Down here we simply call them “bugs,” but due to its difference from the archetypal Maine lobster, the spiny lobster is also called a “rock lobster” by some—like the B-52s for example. Fun fact: John Lennon credits that B-52’s song with reigniting his career post-Beatles. He was on holiday here in Bermuda with his beloved Yoko when he first heard the song.
“I was at a dance club one night in Bermuda,” he told Rolling Stone in 1980. “Upstairs, they were playing disco, and downstairs I suddenly heard ‘Rock Lobster’ by the B-52s for the first time. It sounds just like Yoko’s music, so I said to meself, ‘It’s time to get out the old ax and wake the wife up!’” OK, OK, back to the subject at hand.
How you cook up your lobster is completely up to you, but I recommend listening to celebrity chef Marcus Samuelsson, who prefers a less traditional approach.
“I think curry and thermidor is an excellent start,” he says, “But then I think what you should be doing is thinking about the next day. First of all, the shell, don’t throw them out. Take that curry sauce, bring the shells to a boil, strain it and then you have a great curry lobster soup for the next day
5. Fish Sandwiches by W.C. Stevenson
O fish sandwich, how do I love thee? Let me count the ways.
I love thee when my hands cannot contain
The overflowing majesty that brought you fame,
And fortune for us that deliver your grace.
I love thee when lunch cannot come sooner,
In daydreams at my desk at half past eleven.
I love thee freely, like God up in heaven.
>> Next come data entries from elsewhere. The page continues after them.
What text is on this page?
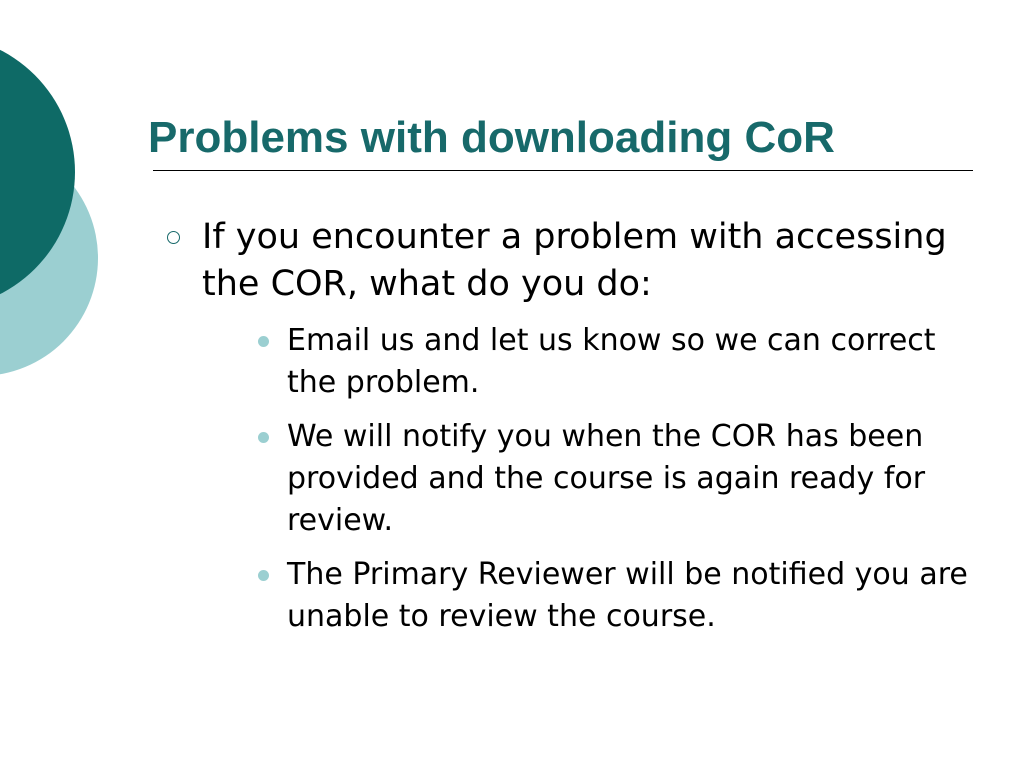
Problems with downloading CoR
If you encounter a problem with accessing the COR, what do you do:
Email us and let us know so we can correct the problem.
We will notify you when the COR has been provided and the course is again ready for review.
The Primary Reviewer will be notified you are unable to review the course.
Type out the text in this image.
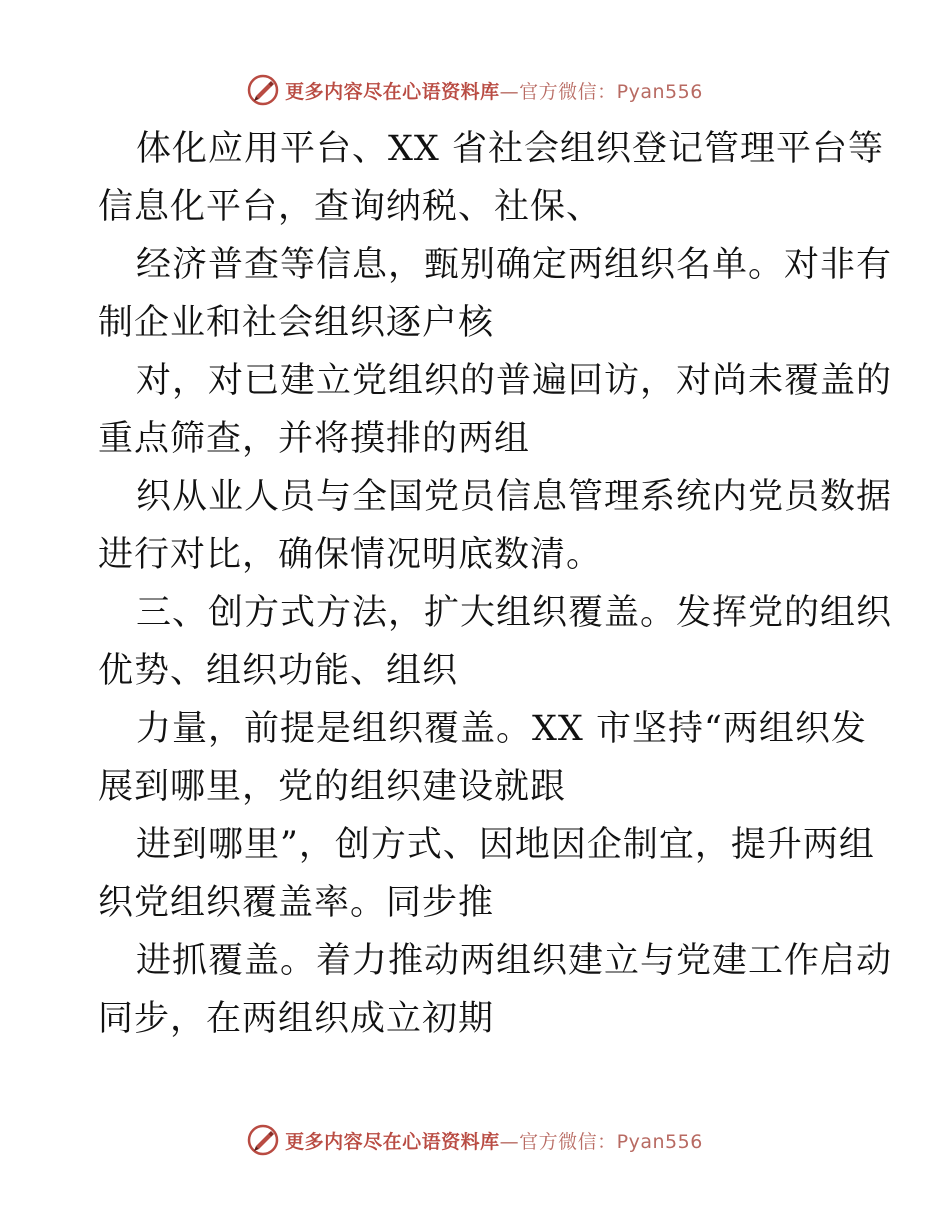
更多内容尽在心语资料库—官方微信：Pyan556
体化应用平台、XX 省社会组织登记管理平台等
信息化平台，查询纳税、社保、
经济普查等信息，甄别确定两组织名单。对非有
制企业和社会组织逐户核
对，对已建立党组织的普遍回访，对尚未覆盖的
重点筛查，并将摸排的两组
织从业人员与全国党员信息管理系统内党员数据
进行对比，确保情况明底数清。
三、创方式方法，扩大组织覆盖。发挥党的组织
优势、组织功能、组织
力量，前提是组织覆盖。XX 市坚持“两组织发
展到哪里，党的组织建设就跟
进到哪里”，创方式、因地因企制宜，提升两组
织党组织覆盖率。同步推
进抓覆盖。着力推动两组织建立与党建工作启动
同步，在两组织成立初期
更多内容尽在心语资料库—官方微信：Pyan556
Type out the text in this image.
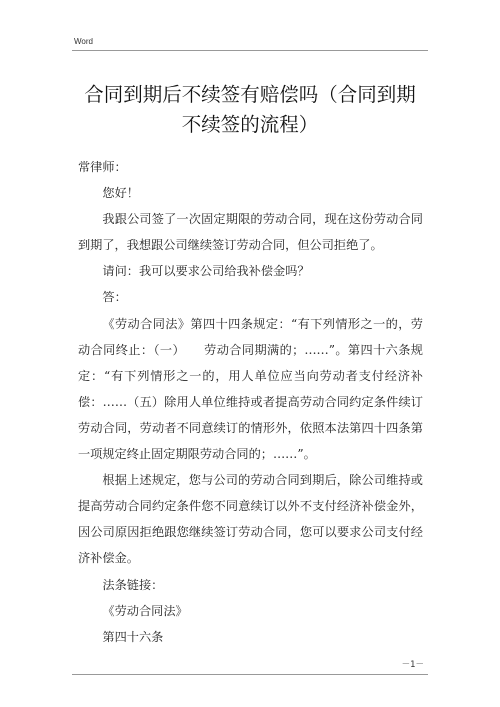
Word
合同到期后不续签有赔偿吗（合同到期不续签的流程）

常律师：

您好！

我跟公司签了一次固定期限的劳动合同，现在这份劳动合同到期了，我想跟公司继续签订劳动合同，但公司拒绝了。

请问：我可以要求公司给我补偿金吗？

答：

《劳动合同法》第四十四条规定：“有下列情形之一的，劳动合同终止：（一）　　劳动合同期满的；……”。第四十六条规定：“有下列情形之一的，用人单位应当向劳动者支付经济补偿：……（五）除用人单位维持或者提高劳动合同约定条件续订劳动合同，劳动者不同意续订的情形外，依照本法第四十四条第一项规定终止固定期限劳动合同的；……”。

根据上述规定，您与公司的劳动合同到期后，除公司维持或提高劳动合同约定条件您不同意续订以外不支付经济补偿金外，因公司原因拒绝跟您继续签订劳动合同，您可以要求公司支付经济补偿金。

法条链接：

《劳动合同法》

第四十六条

－1－
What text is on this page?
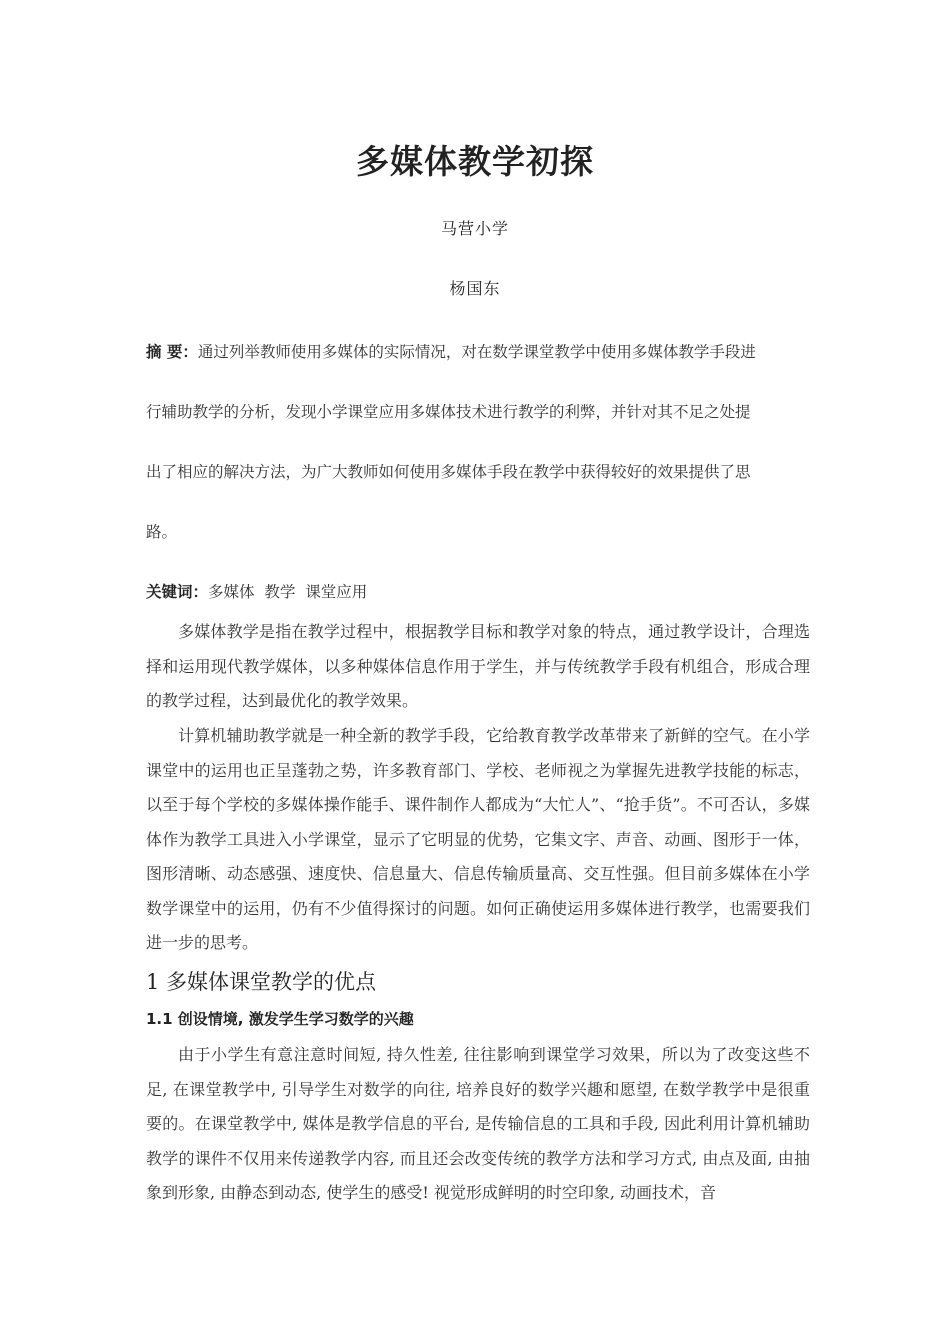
多媒体教学初探
马营小学
杨国东
摘 要：通过列举教师使用多媒体的实际情况，对在数学课堂教学中使用多媒体教学手段进
行辅助教学的分析，发现小学课堂应用多媒体技术进行教学的利弊，并针对其不足之处提
出了相应的解决方法，为广大教师如何使用多媒体手段在教学中获得较好的效果提供了思
路。
关键词：多媒体  教学  课堂应用

多媒体教学是指在教学过程中，根据教学目标和教学对象的特点，通过教学设计，合理选择和运用现代教学媒体，以多种媒体信息作用于学生，并与传统教学手段有机组合，形成合理的教学过程，达到最优化的教学效果。

计算机辅助教学就是一种全新的教学手段，它给教育教学改革带来了新鲜的空气。在小学课堂中的运用也正呈蓬勃之势，许多教育部门、学校、老师视之为掌握先进教学技能的标志，以至于每个学校的多媒体操作能手、课件制作人都成为“大忙人”、“抢手货”。不可否认，多媒体作为教学工具进入小学课堂，显示了它明显的优势，它集文字、声音、动画、图形于一体，图形清晰、动态感强、速度快、信息量大、信息传输质量高、交互性强。但目前多媒体在小学数学课堂中的运用，仍有不少值得探讨的问题。如何正确使运用多媒体进行教学，也需要我们进一步的思考。

1 多媒体课堂教学的优点
1.1 创设情境, 激发学生学习数学的兴趣

由于小学生有意注意时间短, 持久性差, 往往影响到课堂学习效果，所以为了改变这些不足, 在课堂教学中, 引导学生对数学的向往, 培养良好的数学兴趣和愿望, 在数学教学中是很重要的。在课堂教学中, 媒体是教学信息的平台, 是传输信息的工具和手段, 因此利用计算机辅助教学的课件不仅用来传递教学内容, 而且还会改变传统的教学方法和学习方式, 由点及面, 由抽象到形象, 由静态到动态, 使学生的感受! 视觉形成鲜明的时空印象, 动画技术，音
I love thee purely, like a Sunday nap.
I love thee with the passion Kanye loves himself,
And Kim Kardashian loves attention.
I love thee with a love I thought I never would,
Despite my wider waist. I love thee with tartar,
Tabasco, all my life; and, if I could choose,
Though impossible, I’d love thee even harder.
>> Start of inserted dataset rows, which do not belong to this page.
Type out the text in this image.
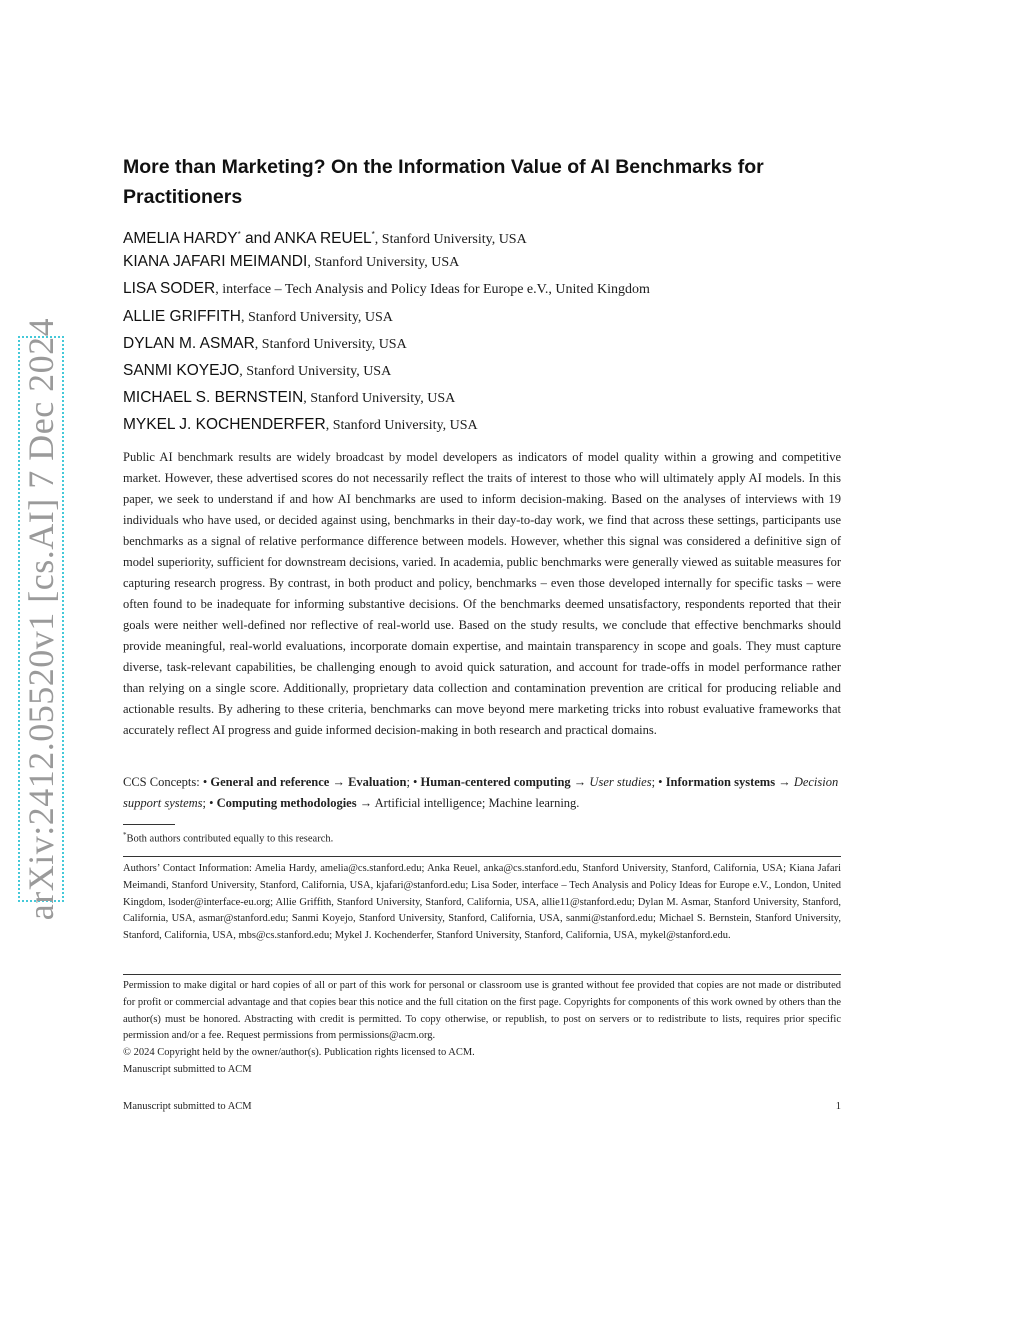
arXiv:2412.05520v1 [cs.AI] 7 Dec 2024
More than Marketing? On the Information Value of AI Benchmarks for Practitioners
AMELIA HARDY* and ANKA REUEL*, Stanford University, USA
KIANA JAFARI MEIMANDI, Stanford University, USA
LISA SODER, interface – Tech Analysis and Policy Ideas for Europe e.V., United Kingdom
ALLIE GRIFFITH, Stanford University, USA
DYLAN M. ASMAR, Stanford University, USA
SANMI KOYEJO, Stanford University, USA
MICHAEL S. BERNSTEIN, Stanford University, USA
MYKEL J. KOCHENDERFER, Stanford University, USA
Public AI benchmark results are widely broadcast by model developers as indicators of model quality within a growing and competitive market. However, these advertised scores do not necessarily reflect the traits of interest to those who will ultimately apply AI models. In this paper, we seek to understand if and how AI benchmarks are used to inform decision-making. Based on the analyses of interviews with 19 individuals who have used, or decided against using, benchmarks in their day-to-day work, we find that across these settings, participants use benchmarks as a signal of relative performance difference between models. However, whether this signal was considered a definitive sign of model superiority, sufficient for downstream decisions, varied. In academia, public benchmarks were generally viewed as suitable measures for capturing research progress. By contrast, in both product and policy, benchmarks – even those developed internally for specific tasks – were often found to be inadequate for informing substantive decisions. Of the benchmarks deemed unsatisfactory, respondents reported that their goals were neither well-defined nor reflective of real-world use. Based on the study results, we conclude that effective benchmarks should provide meaningful, real-world evaluations, incorporate domain expertise, and maintain transparency in scope and goals. They must capture diverse, task-relevant capabilities, be challenging enough to avoid quick saturation, and account for trade-offs in model performance rather than relying on a single score. Additionally, proprietary data collection and contamination prevention are critical for producing reliable and actionable results. By adhering to these criteria, benchmarks can move beyond mere marketing tricks into robust evaluative frameworks that accurately reflect AI progress and guide informed decision-making in both research and practical domains.
CCS Concepts: • General and reference → Evaluation; • Human-centered computing → User studies; • Information systems → Decision support systems; • Computing methodologies → Artificial intelligence; Machine learning.
*Both authors contributed equally to this research.
Authors’ Contact Information: Amelia Hardy, amelia@cs.stanford.edu; Anka Reuel, anka@cs.stanford.edu, Stanford University, Stanford, California, USA; Kiana Jafari Meimandi, Stanford University, Stanford, California, USA, kjafari@stanford.edu; Lisa Soder, interface – Tech Analysis and Policy Ideas for Europe e.V., London, United Kingdom, lsoder@interface-eu.org; Allie Griffith, Stanford University, Stanford, California, USA, allie11@stanford.edu; Dylan M. Asmar, Stanford University, Stanford, California, USA, asmar@stanford.edu; Sanmi Koyejo, Stanford University, Stanford, California, USA, sanmi@stanford.edu; Michael S. Bernstein, Stanford University, Stanford, California, USA, mbs@cs.stanford.edu; Mykel J. Kochenderfer, Stanford University, Stanford, California, USA, mykel@stanford.edu.

Permission to make digital or hard copies of all or part of this work for personal or classroom use is granted without fee provided that copies are not made or distributed for profit or commercial advantage and that copies bear this notice and the full citation on the first page. Copyrights for components of this work owned by others than the author(s) must be honored. Abstracting with credit is permitted. To copy otherwise, or republish, to post on servers or to redistribute to lists, requires prior specific permission and/or a fee. Request permissions from permissions@acm.org.

© 2024 Copyright held by the owner/author(s). Publication rights licensed to ACM.

Manuscript submitted to ACM

Manuscript submitted to ACM	1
6. We Add Rum to Soup by W.C. Stevenson
According to legend, Bermuda’s fish chowder was first born on the beaches of St. George’s in giant pots simmering above a fire. With such little farming in Bermuda’s early days, locals gathered round and tossed their own contributions into the stew as they sat and chatted about the day’s events. It’s a rather quaint and provincial origin. Milk was prone to spoiling, so meat stock was used instead. Basic root vegetables were tossed in—nobody was growing anything fancy in those days. Mix in some sherry peppers and fish, and you’ve got the origins of a national dish. No word on whether anyone was dumping rum into those giant pots, but if they weren’t, it surely didn’t take very long until someone tried it on their own.
The Perfect Fish Chowder Starts with Four Simple Ingredients
1. Fish. It’s widely agreed upon that the heads of rockfish are the best, but they’re not easily come by. In lieu, tuna, porgy or snapper are good substitutes.
2. Water. The biggest key to Bermudian fish chowder is the consistency is essential. It shouldn’t stick in your stomach. Fish chowder is meant to be light—an appetizer, not an entree.
3. Vegetables. Onions, celery, green peppers, carrots, potatoes, turnips, tomatoes, garlic and ketchup or tomato puree. Season with thyme, bay leaves, cloves, marjoram, curry powder, cinnamon, salt and pepper.
4. Time. The best fish chowder takes a long time to make. Two days to be exact.
Once your chowder is ready to serve, add as much rum and sherry pepper as your heart desires.